À la médiathèque Verlaine de Metz, je suis tombé sur ce cahier spécialisé vendu sous la marque « Grevisse » par De Boeck-Duculot. La curiosité m’a poussé à le parcourir. Le correcteur qui a déjà lu Colignon et Drillon (☞ voir La bibliothèque du correcteur) n’y apprendra rien de fondamental, d’autant qu’il ne s’agit pas d’un ouvrage de typographe (il n’est jamais question d’espace forte et fine, par exemple) et qu’il est assez mal relu (appels de note erronés et mal placés, doubles espaces, coquilles diverses), ce qui est toujours un comble pour un ouvrage de ce type, « destiné à tous ceux pour qui le bon usage de la langue française est une nécessité et un plaisir ».
Mais Cécile Narjoux, spécialiste de littérature française contemporaine, et autrice du respectable Grevisse de l’étudiant pour la même maison d’édition, présente quelques exemples intéressants tirés de textes récemment publiés. Exemples parfois audacieux, voire expérimentaux, car la lecture s’y trouve plus entravée que facilitée par la ponctuation. J’en ai retenu un petit nombre, les plus saisissants à mes yeux, que j’ai passés en italique pour plus de lisibilité.
Absence de guillemets :
Il répète, C’était le soir, on avait passé l’après-midi sur la plage. (Annie Saumont, citée p. 75)
Georges s’était dit. Si je trouve sa maison, je chercherai sa boîte. (Christian Gailly, ibid.)
Absence de tirets de dialogue :
Comment t’as payé ?
Elle te plaît ?
C’est pas la question.
C’est quoi la question ? (Laurent Mauvignier, cité p. 94)
À propos des points de suspension, Cécile Narjoux déclare : « Mais aujourd’hui on observe un repli de ce signe, auquel les écrivains contemporains semblent préférer le point final. » N’est-ce pas une généralisation hâtive ? Exemple :
– Attendez, si je confirme. Si je. Que je. Vous voulez que je. Moi, que je dise. Et que je confirme oui, ici, ce qui s’est passé ici. On ne va pas parler de ça, pas ici, c’est pas possible, on ne va pas. (Laurent Mauvignier, cité p. 99)
Elle cite aussi des extraits de Bleu note de Frédéric Léal (P.O.L), où la barre oblique « prend la valeur de divers signes de ponctuation, voire de certains mots.

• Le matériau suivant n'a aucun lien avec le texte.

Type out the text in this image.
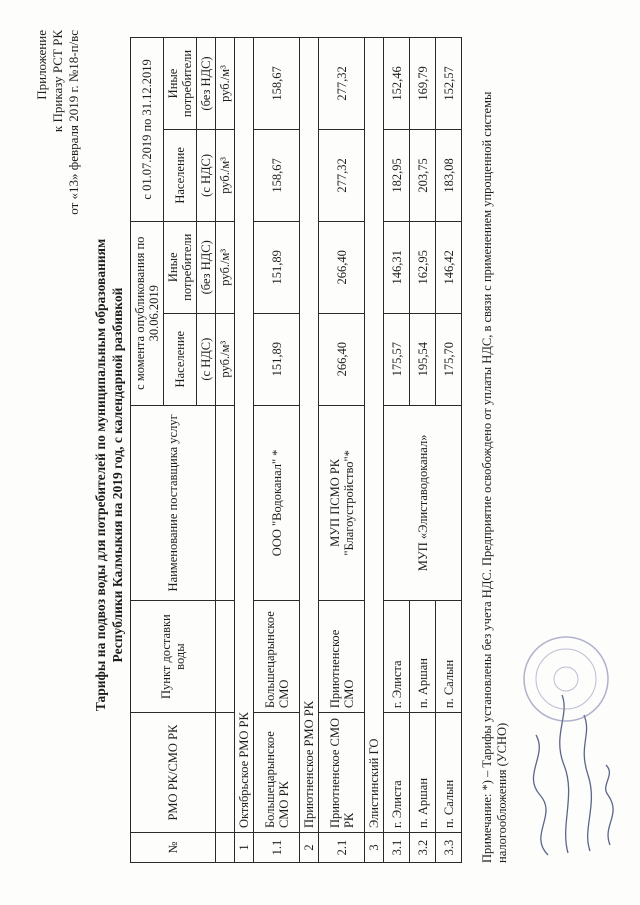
Приложение к Приказу РСТ РК от «13» февраля 2019 г. №18-п/вс
Тарифы на подвоз воды для потребителей по муниципальным образованиям Республики Калмыкия на 2019 год, с календарной разбивкой
№	РМО РК/СМО РК	Пункт доставки воды	Наименование поставщика услуг	с момента опубликования по 30.06.2019		с 01.07.2019 по 31.12.2019	
				Население	Иные потребители	Население	Иные потребители
				(с НДС)	(без НДС)	(с НДС)	(без НДС)
				руб./м³	руб./м³	руб./м³	руб./м³
1	Октябрьское РМО РК						
1.1	Большецарынское СМО РК	Большецарынское СМО	ООО "Водоканал" *	151,89	151,89	158,67	158,67
2	Приютненское РМО РК						
2.1	Приютненское СМО РК	Приютненское СМО	МУП ПСМО РК "Благоустройство"*	266,40	266,40	277,32	277,32
3	Элистинский ГО						
3.1	г. Элиста	г. Элиста	МУП «Элиставодоканал»	175,57	146,31	182,95	152,46
3.2	п. Аршан	п. Аршан		195,54	162,95	203,75	169,79
3.3	п. Салын	п. Салын		175,70	146,42	183,08	152,57
Примечание: *) – Тарифы установлены без учета НДС. Предприятие освобождено от уплаты НДС, в связи с применением упрощенной системы налогообложения (УСНО)
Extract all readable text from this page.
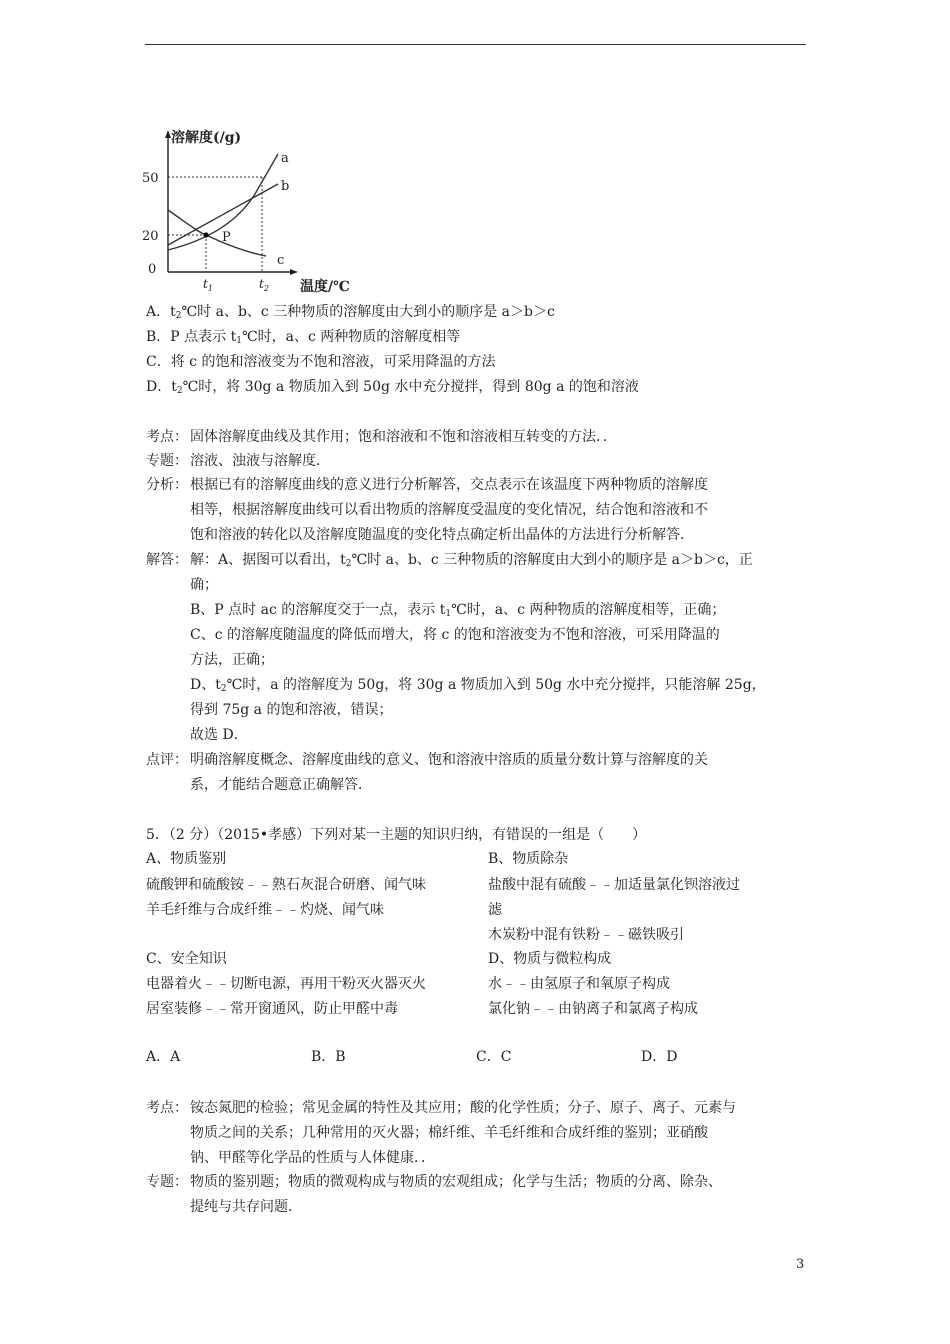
溶解度(/g)
50
20
0
$t_1$	$t_2$ 温度/℃
a
b
c
P
A．$t_2℃$时 a、b、c 三种物质的溶解度由大到小的顺序是 a＞b＞c
B．P 点表示 $t_1℃$时，a、c 两种物质的溶解度相等
C．将 c 的饱和溶液变为不饱和溶液，可采用降温的方法
D．$t_2℃$时，将 30g a 物质加入到 50g 水中充分搅拌，得到 80g a 的饱和溶液
考点： 固体溶解度曲线及其作用；饱和溶液和不饱和溶液相互转变的方法．．
专题： 溶液、浊液与溶解度．
分析： 根据已有的溶解度曲线的意义进行分析解答，交点表示在该温度下两种物质的溶解度
相等，根据溶解度曲线可以看出物质的溶解度受温度的变化情况，结合饱和溶液和不
饱和溶液的转化以及溶解度随温度的变化特点确定析出晶体的方法进行分析解答．
解答： 解：A、据图可以看出，$t_2℃$时 a、b、c 三种物质的溶解度由大到小的顺序是 a＞b＞c，正
确；
B、P 点时 ac 的溶解度交于一点，表示 $t_1℃$时，a、c 两种物质的溶解度相等，正确；
C、c 的溶解度随温度的降低而增大，将 c 的饱和溶液变为不饱和溶液，可采用降温的
方法，正确；
D、$t_2℃$时，a 的溶解度为 50g，将 30g a 物质加入到 50g 水中充分搅拌，只能溶解 25g，
得到 75g a 的饱和溶液，错误；
故选 D．
点评： 明确溶解度概念、溶解度曲线的意义、饱和溶液中溶质的质量分数计算与溶解度的关
系，才能结合题意正确解答．
5．（2 分）（2015•孝感）下列对某一主题的知识归纳，有错误的一组是（　　）
A、物质鉴别
硫酸钾和硫酸铵﹣﹣熟石灰混合研磨、闻气味
羊毛纤维与合成纤维﹣﹣灼烧、闻气味
B、物质除杂
盐酸中混有硫酸﹣﹣加适量氯化钡溶液过
滤
木炭粉中混有铁粉﹣﹣磁铁吸引
C、安全知识
电器着火﹣﹣切断电源，再用干粉灭火器灭火
居室装修﹣﹣常开窗通风，防止甲醛中毒
D、物质与微粒构成
水﹣﹣由氢原子和氧原子构成
氯化钠﹣﹣由钠离子和氯离子构成
A．A	B．B	C．C	D．D
考点： 铵态氮肥的检验；常见金属的特性及其应用；酸的化学性质；分子、原子、离子、元素与
物质之间的关系；几种常用的灭火器；棉纤维、羊毛纤维和合成纤维的鉴别；亚硝酸
钠、甲醛等化学品的性质与人体健康．．
专题： 物质的鉴别题；物质的微观构成与物质的宏观组成；化学与生活；物质的分离、除杂、
提纯与共存问题．
3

Elle manifeste assurément une activité de l’énonciateur qui perturbe les habitudes de lecture du lecteur en l’obligeant à un important travail d’interprétation du texte. » (p. 102) Deux extraits :
Mais / au lieu de fuir, l’animal, ne se dirige-t-il pas direct sur… !
Il s’est avancé pour tenter de le reconnaître / échec.
Mentionnons, pour finir, au chapitre des « marqueurs expressifs », l’utilisation de l’alinéa « à des fins stylistiques » (p. 113) :
[…] – on voyait les silhouettes, les petits nuages de poussière et la couleur fauve et blanche, et les cornes effilées et puis.
Et puis. Puis rien.
Rien. (Laurent Mauvignier)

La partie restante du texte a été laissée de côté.